Thursday, November 20, 2008

response to text messages from Sunday, November 16th

alright, i know i promised these monday but they are questions about the most difficult question you can ask 'how can God allow suffering?' and even after thinking about my responses for a few days i think any answer this short is incomplete.

the questions came up during a message i gave last sunday at visio dei. you can download the podcast here. i got three text messages from the same person. in my response below, these texts are in italics.

“No matter how much silence you give to god, the one question he never answers is “why,” and that is the hardest question to not be answered.”

This is why Ecclesiastes is such a great book, because it doesn’t duck the toughest questions. One of the passages from next week’s message reads:
“When I gave my heart to know wisdom and to see the task which has been done on the earth and I saw every work of God, I concluded that man cannot discover the work which has been done under the sun. Even though man should seek laboriously, he will not discover, and though the wise man should say, ‘I know,’ he cannot discover. For I have taken all this to my heart and explain it that righteous men, wise men, and their deeds are in the hand of God.”
Ecclesiastes 8:16-9:1
This is his conclusion, we can’t know. And he’s not going to gloss over that, but he’s not going to let it stop him in his tracks either.

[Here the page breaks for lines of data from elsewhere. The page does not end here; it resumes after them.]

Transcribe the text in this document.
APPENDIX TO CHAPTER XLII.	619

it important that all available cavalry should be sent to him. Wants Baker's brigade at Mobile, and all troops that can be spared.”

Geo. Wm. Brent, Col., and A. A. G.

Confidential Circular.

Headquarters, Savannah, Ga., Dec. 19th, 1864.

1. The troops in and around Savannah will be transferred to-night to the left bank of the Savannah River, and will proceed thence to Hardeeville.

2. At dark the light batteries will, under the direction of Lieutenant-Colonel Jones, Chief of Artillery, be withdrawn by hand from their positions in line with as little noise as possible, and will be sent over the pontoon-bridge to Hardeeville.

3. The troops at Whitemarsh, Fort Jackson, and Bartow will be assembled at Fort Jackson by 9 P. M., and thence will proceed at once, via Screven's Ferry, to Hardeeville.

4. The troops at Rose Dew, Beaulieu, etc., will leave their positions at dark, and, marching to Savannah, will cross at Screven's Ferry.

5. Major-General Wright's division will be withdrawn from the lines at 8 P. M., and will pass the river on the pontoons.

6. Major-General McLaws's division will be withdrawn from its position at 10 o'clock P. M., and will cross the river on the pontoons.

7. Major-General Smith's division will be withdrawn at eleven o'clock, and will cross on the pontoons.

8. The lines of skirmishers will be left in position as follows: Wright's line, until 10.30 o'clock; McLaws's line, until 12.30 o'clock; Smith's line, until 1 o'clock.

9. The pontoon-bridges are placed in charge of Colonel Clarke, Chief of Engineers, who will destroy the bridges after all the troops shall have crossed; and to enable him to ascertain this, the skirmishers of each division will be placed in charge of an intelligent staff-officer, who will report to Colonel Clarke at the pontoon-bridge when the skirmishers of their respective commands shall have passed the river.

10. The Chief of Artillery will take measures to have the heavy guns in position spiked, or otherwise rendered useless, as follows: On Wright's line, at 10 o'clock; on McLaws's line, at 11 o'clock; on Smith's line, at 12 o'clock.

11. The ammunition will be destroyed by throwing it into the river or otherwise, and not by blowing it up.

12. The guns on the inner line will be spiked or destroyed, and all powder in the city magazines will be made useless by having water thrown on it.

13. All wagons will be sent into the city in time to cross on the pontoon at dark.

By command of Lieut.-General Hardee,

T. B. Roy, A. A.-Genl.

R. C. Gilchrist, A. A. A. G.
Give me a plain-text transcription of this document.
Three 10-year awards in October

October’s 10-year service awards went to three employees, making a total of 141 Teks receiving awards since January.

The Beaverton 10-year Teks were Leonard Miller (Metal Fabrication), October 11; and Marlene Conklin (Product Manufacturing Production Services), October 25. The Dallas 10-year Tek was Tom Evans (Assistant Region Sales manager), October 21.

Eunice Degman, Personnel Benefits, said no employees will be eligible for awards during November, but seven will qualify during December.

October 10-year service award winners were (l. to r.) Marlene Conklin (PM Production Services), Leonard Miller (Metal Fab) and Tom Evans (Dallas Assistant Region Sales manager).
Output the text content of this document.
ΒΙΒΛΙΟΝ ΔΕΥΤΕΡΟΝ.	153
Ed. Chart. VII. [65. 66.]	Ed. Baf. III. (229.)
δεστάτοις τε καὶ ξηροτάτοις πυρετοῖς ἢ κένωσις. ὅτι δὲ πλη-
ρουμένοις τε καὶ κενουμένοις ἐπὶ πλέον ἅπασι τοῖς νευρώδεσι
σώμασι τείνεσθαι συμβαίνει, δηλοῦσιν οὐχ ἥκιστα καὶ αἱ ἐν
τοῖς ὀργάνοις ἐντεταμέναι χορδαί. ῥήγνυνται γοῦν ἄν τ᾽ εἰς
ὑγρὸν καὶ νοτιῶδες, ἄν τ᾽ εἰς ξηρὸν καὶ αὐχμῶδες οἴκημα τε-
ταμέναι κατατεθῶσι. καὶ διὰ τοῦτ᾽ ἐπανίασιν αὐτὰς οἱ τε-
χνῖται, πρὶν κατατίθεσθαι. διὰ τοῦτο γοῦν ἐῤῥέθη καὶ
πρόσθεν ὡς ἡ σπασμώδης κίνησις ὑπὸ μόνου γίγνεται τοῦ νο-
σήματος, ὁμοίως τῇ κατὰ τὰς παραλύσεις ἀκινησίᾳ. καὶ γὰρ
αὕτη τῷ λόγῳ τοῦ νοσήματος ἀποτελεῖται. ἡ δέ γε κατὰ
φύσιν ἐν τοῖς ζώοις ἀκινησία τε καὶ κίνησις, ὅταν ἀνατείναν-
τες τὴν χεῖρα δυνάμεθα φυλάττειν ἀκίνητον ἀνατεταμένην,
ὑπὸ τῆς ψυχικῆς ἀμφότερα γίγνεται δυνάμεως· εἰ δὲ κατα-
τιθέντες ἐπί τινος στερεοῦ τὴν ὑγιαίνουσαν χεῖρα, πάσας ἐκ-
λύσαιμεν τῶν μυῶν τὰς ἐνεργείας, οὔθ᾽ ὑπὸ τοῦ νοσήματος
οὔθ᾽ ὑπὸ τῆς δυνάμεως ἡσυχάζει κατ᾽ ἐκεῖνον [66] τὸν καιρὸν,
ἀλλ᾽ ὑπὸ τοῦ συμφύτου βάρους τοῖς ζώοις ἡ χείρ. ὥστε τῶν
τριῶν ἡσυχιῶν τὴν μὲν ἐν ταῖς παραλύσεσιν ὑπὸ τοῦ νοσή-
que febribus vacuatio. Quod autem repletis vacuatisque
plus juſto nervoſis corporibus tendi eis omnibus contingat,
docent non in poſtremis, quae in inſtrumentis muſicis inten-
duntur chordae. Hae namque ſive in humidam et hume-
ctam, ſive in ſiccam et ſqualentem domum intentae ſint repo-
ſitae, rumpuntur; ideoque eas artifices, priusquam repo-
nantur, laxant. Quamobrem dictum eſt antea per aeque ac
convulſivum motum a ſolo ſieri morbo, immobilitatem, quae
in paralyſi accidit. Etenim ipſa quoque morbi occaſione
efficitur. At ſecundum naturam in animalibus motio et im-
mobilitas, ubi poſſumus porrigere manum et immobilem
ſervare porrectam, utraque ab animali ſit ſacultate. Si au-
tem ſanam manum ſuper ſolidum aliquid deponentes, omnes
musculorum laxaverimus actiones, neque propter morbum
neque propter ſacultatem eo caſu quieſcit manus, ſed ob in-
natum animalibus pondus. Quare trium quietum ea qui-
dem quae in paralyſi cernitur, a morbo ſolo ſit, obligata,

“How can anyone be thankful for that emptiness? It’s that feeling that makes me think God is a kid with an ant farm. I really don’t want to be an ant.”

I don’t think he’s advocating being thankful for the emptiness of not knowing why. I think he’s advocating being thankful for all the good things that you have in life, that according to him, are from God. I think part of the message of the book is not to let the things you’re uncertain of keep you from following the ones you are certain of. And I think the emptiness is there because of the reality of sin in our world and it the reason that all creation, including us, “groans and suffers the pains of childbirth together until now. And not only this, but also we ourselves, having the first fruits of the Spirit, even we ourselves groan within ourselves, waiting eagerly for our adoption as sons, the redemption of our body.” (Romans 8:22-23)

“I am not even sure he answered the question for jesus, and if he won’t answer for his own son… and that makes it hard not to hate god.”

Did He need to answer the question for Jesus? Didn’t Jesus already know why it was all happening? Wasn’t Jesus there when all the prophecies were spoken concerning the suffering He would endure for our sake? And Jesus certainly didn’t hate the Father for not answering, Jesus loved the Father because He trusted Him completely and submitted Himself to the Father completely and knew that God was up to good and not evil. Ultimately, I think that’s what this comes down to, trusting that God is smarter than we are and that God loves even when it doesn’t seem like it to us. I’m not saying that’s easy, and in midst of deep suffering this is an insensitive answer, but I think it’s the truth.